Das Prinzip
Um Höhenlinien zu zeichnen muss das Gelände in Scheiben zerlegt werden, die wie in der Abbildung projiziert werden :

Die Dicke (also Höhe) der Scheiben ist konstant: die sogenante Äquidistanz, je nach Maßstab 5, 10, 20... m. Meist ist sie in der Legende vermerkt.
Jede fünfte oder zehnte Höhenlinie ist fett gedruckt und mit der jeweiligen Höhe ü. NN beschriftet.
Die Gipfel sind mit ihrer genauen Höhe angegeben.
Höhenberechnung - theoretisch
Zur Höhenberechnung muss man sich zunächst die Gipfel und Höhenlinien anschauen.
Drei Punkte A, B, C sind in der folgenden Zeichnung markiert:

- A ist ein Gipfel, seine Höhe ist also 187 m
- B ist auf einer Isohypse, also ist seine Höhe 170 m
- C... ist ein etwas schwierigerer Fall!
C liegt zwischen zwei Höhenlinie. Näherungsweise errechnet man seine Höhe, indem man durch ihn die kürzeste Verbinung zwischen den umliegenden Höhenlinien einzeichnet.

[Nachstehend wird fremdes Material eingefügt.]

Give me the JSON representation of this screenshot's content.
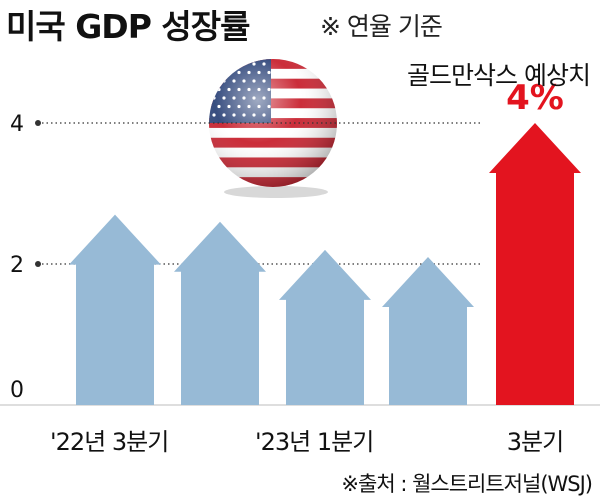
{
  "title": "미국 GDP 성장률",
  "subtitle": "※ 연율 기준",
  "source": "※출처 : 월스트리트저널(WSJ)",
  "annotation": "골드만삭스 예상치",
  "colors": {
    "bar": "#97bad6",
    "highlight": "#e3141f",
    "axis_dots": "#333333",
    "baseline": "#bdbdbd"
  },
  "chart_data": {
    "type": "bar",
    "categories": [
      "'22년 3분기",
      "",
      "'23년 1분기",
      "",
      "3분기"
    ],
    "values": [
      2.7,
      2.6,
      2.2,
      2.1,
      4.0
    ],
    "data_labels": [
      "",
      "",
      "",
      "",
      "4%"
    ],
    "highlight_index": 4,
    "yticks": [
      0,
      2,
      4
    ],
    "ylim": [
      0,
      4.9
    ],
    "grid": "dotted lines at 2 and 4",
    "shape": "arrow",
    "title": "미국 GDP 성장률",
    "xlabel": "",
    "ylabel": ""
  },
  "icons": [
    "us-flag-globe-icon"
  ]
}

Jetzt wird die Länge dieser Linie gemessen, im Beispiel 5 mm.
Dann wird die Entfernung zwischen der tieferen Isohypse (120 m) und C gemessen: hier 1,5 mm.

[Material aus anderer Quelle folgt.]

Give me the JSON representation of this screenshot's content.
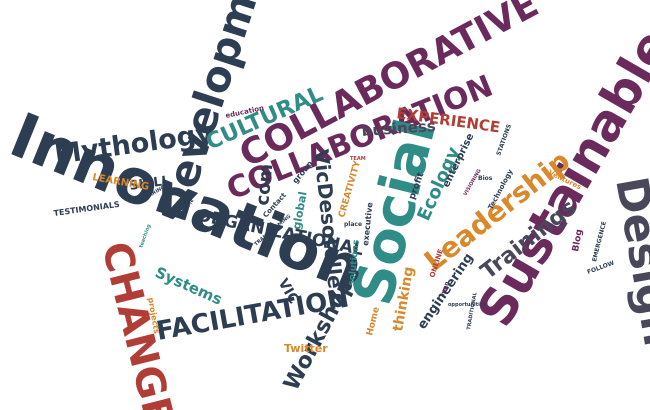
{
  "palette": {
    "navy": "#2d3d52",
    "purple": "#6b2a5c",
    "red": "#b03e36",
    "teal": "#2f8c86",
    "orange": "#d8892c",
    "slate": "#49475a"
  },
  "words": {
    "innovation": "Innovation",
    "change": "CHANGE",
    "development": "Development",
    "mythology": "Mythology",
    "collaborative": "COLLABORATIVE",
    "collaboration": "COLLABORATION",
    "cultural": "CULTURAL",
    "organizational": "ORGANIZATIONAL",
    "facilitation": "FACILITATION",
    "social": "Social",
    "sustainable": "Sustainable",
    "design": "Design",
    "leadership": "Leadership",
    "trainings": "Trainings",
    "workshops": "Workshops",
    "vicdesotelle": "VicDesotelle",
    "experience": "EXPERIENCE",
    "business": "business",
    "ecology": "Ecology",
    "thinking": "thinking",
    "engineering": "engineering",
    "systems": "Systems",
    "skill": "SKILL",
    "learning": "LEARNING",
    "testimonials": "TESTIMONIALS",
    "twitter": "Twitter",
    "global": "global",
    "com": "com",
    "vic": "VIC",
    "creativity": "CREATIVITY",
    "solutions": "solutions",
    "executive": "executive",
    "profit": "profit",
    "enterprise": "enterprise",
    "technology": "Technology",
    "blog": "Blog",
    "emergence": "EMERGENCE",
    "follow": "FOLLOW",
    "ventures": "Ventures",
    "stations": "STATIONS",
    "projects": "projects",
    "education": "education",
    "contact": "Contact",
    "home": "Home",
    "group": "group",
    "online": "ONLINE",
    "team": "TEAM",
    "opportunities": "opportunities",
    "transforming": "TRANSFORMING",
    "resume": "RESUME",
    "hiring": "HIRING",
    "place": "place",
    "teaching": "teaching",
    "visioning": "VISIONING",
    "traditional": "TRADITIONAL",
    "mon": "mon",
    "bios": "Bios"
  }
}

Schließlich ein Dreisatz: 5 mm entsprechen 10 Höhenmeter, 1,5 mm entsprechen also 1,5 mm (10 m/ 5 mm) = 3m.
Demnach befindet sich C auf einer Höhe von ca. 123 m.
Höhenberechnung - praktisch
Eigentlich bringt es nichts, die obige Rechnung durchzuführen. Warum? Zwei Gründe:
- Zunächst einmal enthält die Karte keinerlei Information darüber, wie das Gelände zwischen den beiden Höhenlinien aussieht - und selten sind die 10 m Höhenunterschied gleichmäßig verteilt.
- Höhenmesser sind ziemlich ungenau und haben einen durchschnittlichen Fehler vom 5 m. 123,5 m kann man also garnicht so genau messen.
Um also die Höhe eines Punktes anzugeben reicht es also die Höhen des umgebenden Höhenlinien zu nennen, der Fehler ist ohnehin ± 5 m.